Section Semester Instructor Time Location Course Areas
2 Summer 2017 Liu, Aileen
Mansky, Joseph
Shelley, Jonathan
MTTh 4-6 Barrows 166

Book List

Shakespeare, William: The Norton Shakespeare

Other Readings and Media

We have ordered the two-volume paperback set of The Norton Shakespeare, 3rd edition (ed. Stephen Greenblatt et al). If you already own another complete Shakespeare (e.g., The Riverside, The Pelican, the first or second edition of The Norton Shakespeare), you are welcome to use it for this course. Good single-play editions —Signet, Folger, Arden, Oxford World Classics, Pelican—also work.


Note the change in instructor of this course (as of June 20).

                                                                Methinks I see these things with parted eye,                                                                                                                                                                                              When everything seems double. (A Midsummer Night's Dream, IV.i.187-8)

Michael Barbaro: Why can this story be interpreted to fit so many different political moments? What is it about this play that makes it so malleable?

Michael Cooper: Well, one of the brilliant things about this play is that Shakespeare doesn't tell you what to think exactly. It's never quite clear, to what extent is he sympathizing with the conspirators, or condemning them? To what extent is he condemning Julius Caesar, or sympathizing with him? He puts enough on both sides of every matter, that it's really fertile ground if you're a director who wants to impose a new look on it, and directors have done this brilliantly for almost a century now. (The Daily, Thursday, June 15, 2017)
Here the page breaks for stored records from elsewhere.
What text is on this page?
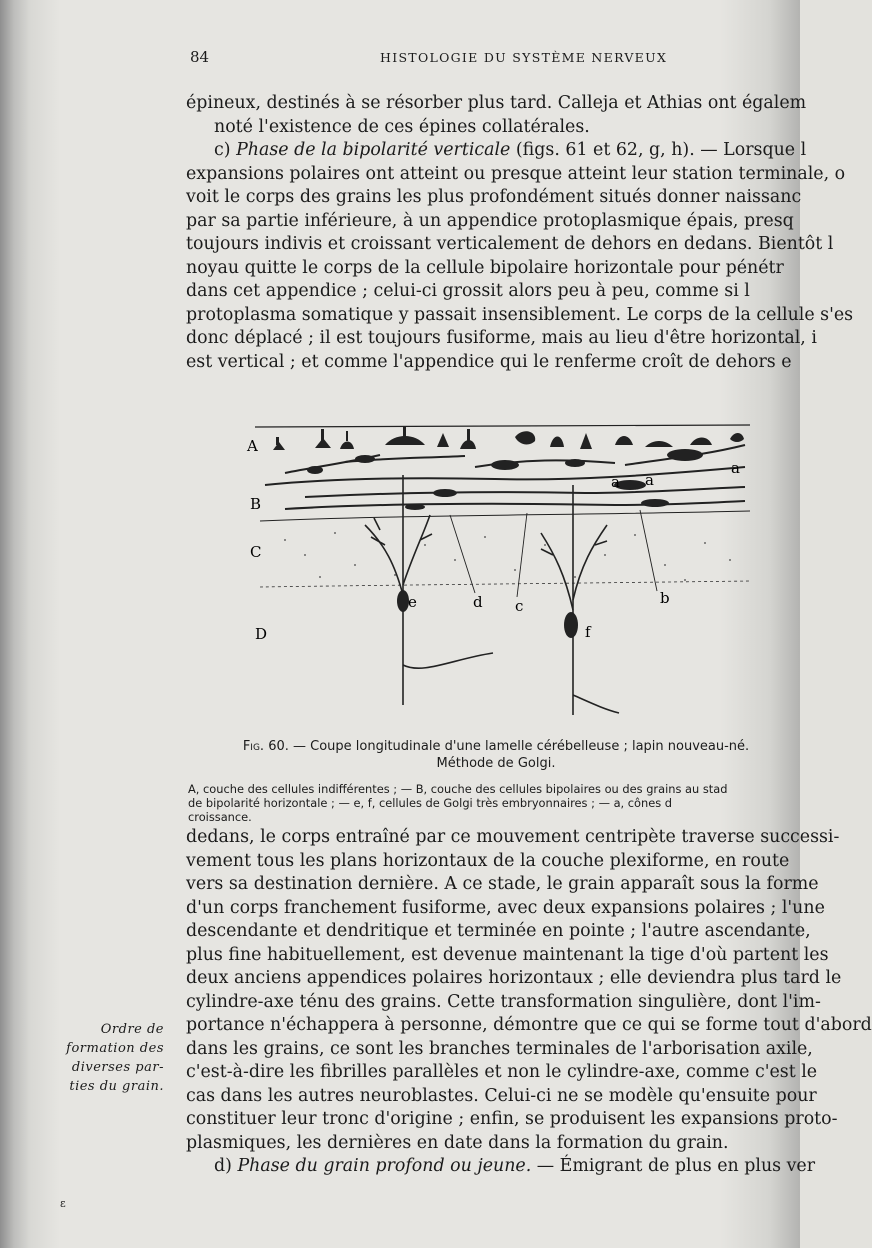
84	HISTOLOGIE DU SYSTÈME NERVEUX
épineux, destinés à se résorber plus tard. Calleja et Athias ont égalem
noté l'existence de ces épines collatérales.
c) Phase de la bipolarité verticale (figs. 61 et 62, g, h). — Lorsque l
expansions polaires ont atteint ou presque atteint leur station terminale, o
voit le corps des grains les plus profondément situés donner naissanc
par sa partie inférieure, à un appendice protoplasmique épais, presq
toujours indivis et croissant verticalement de dehors en dedans. Bientôt l
noyau quitte le corps de la cellule bipolaire horizontale pour pénétr
dans cet appendice ; celui-ci grossit alors peu à peu, comme si l
protoplasma somatique y passait insensiblement. Le corps de la cellule s'es
donc déplacé ; il est toujours fusiforme, mais au lieu d'être horizontal, i
est vertical ; et comme l'appendice qui le renferme croît de dehors e
A
B
C
D
a
a a
d c	b
e
f
Fig. 60. — Coupe longitudinale d'une lamelle cérébelleuse ; lapin nouveau-né.
Méthode de Golgi.
A, couche des cellules indifférentes ; — B, couche des cellules bipolaires ou des grains au stad
de bipolarité horizontale ; — e, f, cellules de Golgi très embryonnaires ; — a, cônes d
croissance.
dedans, le corps entraîné par ce mouvement centripète traverse successi-
vement tous les plans horizontaux de la couche plexiforme, en route
vers sa destination dernière. A ce stade, le grain apparaît sous la forme
d'un corps franchement fusiforme, avec deux expansions polaires ; l'une
descendante et dendritique et terminée en pointe ; l'autre ascendante,
plus fine habituellement, est devenue maintenant la tige d'où partent les
deux anciens appendices polaires horizontaux ; elle deviendra plus tard le
cylindre-axe ténu des grains. Cette transformation singulière, dont l'im-
portance n'échappera à personne, démontre que ce qui se forme tout d'abord
dans les grains, ce sont les branches terminales de l'arborisation axile,
c'est-à-dire les fibrilles parallèles et non le cylindre-axe, comme c'est le
cas dans les autres neuroblastes. Celui-ci ne se modèle qu'ensuite pour
constituer leur tronc d'origine ; enfin, se produisent les expansions proto-
plasmiques, les dernières en date dans la formation du grain.
d) Phase du grain profond ou jeune. — Émigrant de plus en plus ver
Ordre de
formation des
diverses par-
ties du grain.
ɛ
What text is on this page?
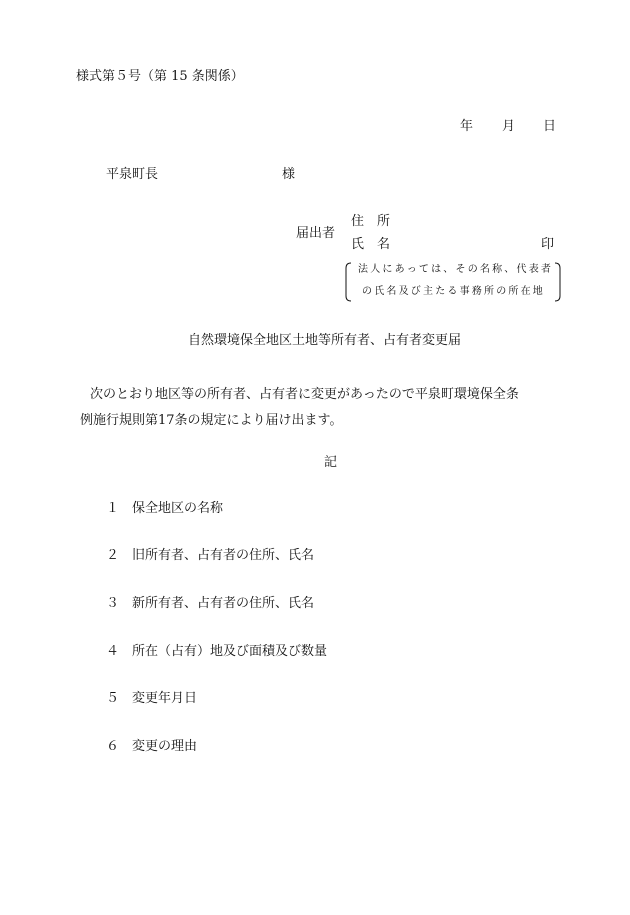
様式第５号（第 15 条関係）
年 月 日
平泉町長	様
届出者
住所
氏名	印
法人にあっては、その名称、代表者
の氏名及び主たる事務所の所在地
自然環境保全地区土地等所有者、占有者変更届

次のとおり地区等の所有者、占有者に変更があったので平泉町環境保全条

例施行規則第17条の規定により届け出ます。

記
１ 保全地区の名称
２ 旧所有者、占有者の住所、氏名
３ 新所有者、占有者の住所、氏名
４ 所在（占有）地及び面積及び数量
５ 変更年月日
６ 変更の理由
For 400 years, Shakespeare's plays have been interpreted, reinterpreted, and reinterpreted again by theater companies, movie directors, audiences, readers, and writers. This class focuses on a selection of works from Shakespeare's entire career. One issue we will focus on is the famously, endlessly, bottomlessly open-ended nature of the plays. What makes them so? What's the effect? A tentative reading list includes The Comedy of Errors, A Midsummer Night's Dream, The Merchant of Venice, Julius Caesar, Henry IV Part 1, Othello, The Winter's Tale, and The Tempest. We will also screen clips from stage and film productions of the plays.

Course Requirements: Two short essays and a final exam.

This course will be taught in Session D, from July 3 to August 10.